File Format and Location

  1. The model code files are placed uniformly in the research/{model_name} folder in the following format.

    research/{model_name}
    ├── {model_name}
    | ├── {pretrain/finetune/predict}_{model_name}_{n}b.yaml
    | ├── convert_weight.py # Torch weights to MindSpore weights script (required for migration models)
    | ├── convert_reversed.py # MindSpore weights to Torch weights script (required for migration models)
    | ├── run_{model_name}.py # Running the code file
    | ├── {model_name}.py   # Model class code file
    | └── {model_name}_tokenizer.py # Tokenizer Code File
    
  2. Model documentation is placed in the same research/{model_name} folder.

Requirements for Submitting A PR

Only One Commit

For multi-commit PRs, use the squash command to merge multiple commits into one.
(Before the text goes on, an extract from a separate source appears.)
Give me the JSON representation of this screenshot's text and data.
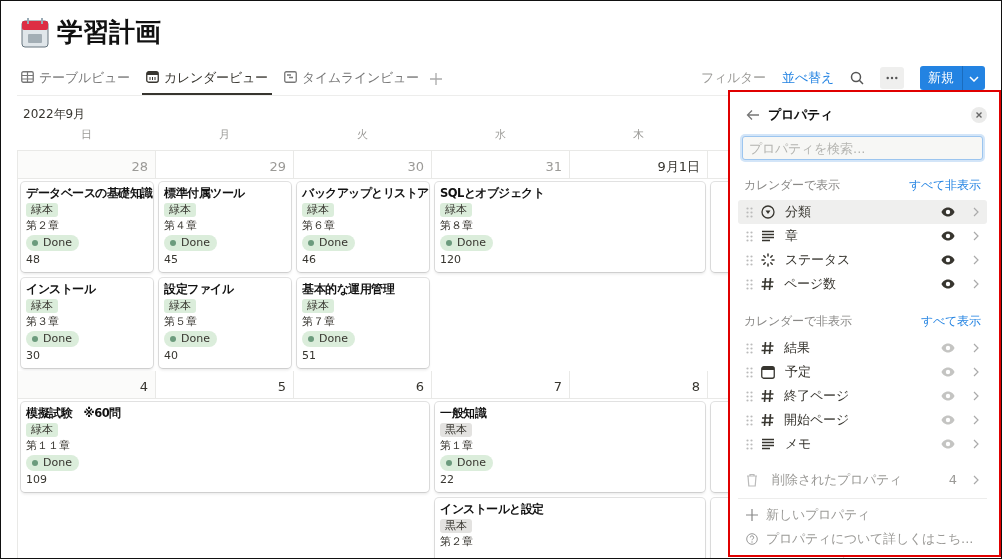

For example use:

git rebase -i HEAD~3

You can see:

pick 1234567 Add new function A
pick 89abcdef Fixed bugs in A
pick 01234567 Some optimizations to A

squash merge commit (can be simplified to abbreviations such as s, p, f, etc.)

pick 1234567 Add new function A
pick 89abcdef Fixed bugs in A
pick 01234567 Some optimizations to A

PR Descriptions

Please use the following md template.

### Related Issue

### Reason (purpose, problem solved, etc.)

### Description (what was done, what was changed)

### check list

#### Was a program review or root cause analysis of the problem completed (Y/N)

#### Whether UT/ST of functional modules was completed, executed and passed with results attached (Y/N)

#### Whether it involves modification of public components or external interfaces, and if so, the scope of modification and impact assessment should be given (Y/N)

#### Whether it involves the modification of information, and if so, the modification should be synchronized (Y/N)

Access Control Requirements

  1. Submitting a PR requires signing a CLA.

  2. Submitting a PR requires passing the CI check, which needs to be manually restarted by commenting /retest under comments after the gate fails and the code is corrected.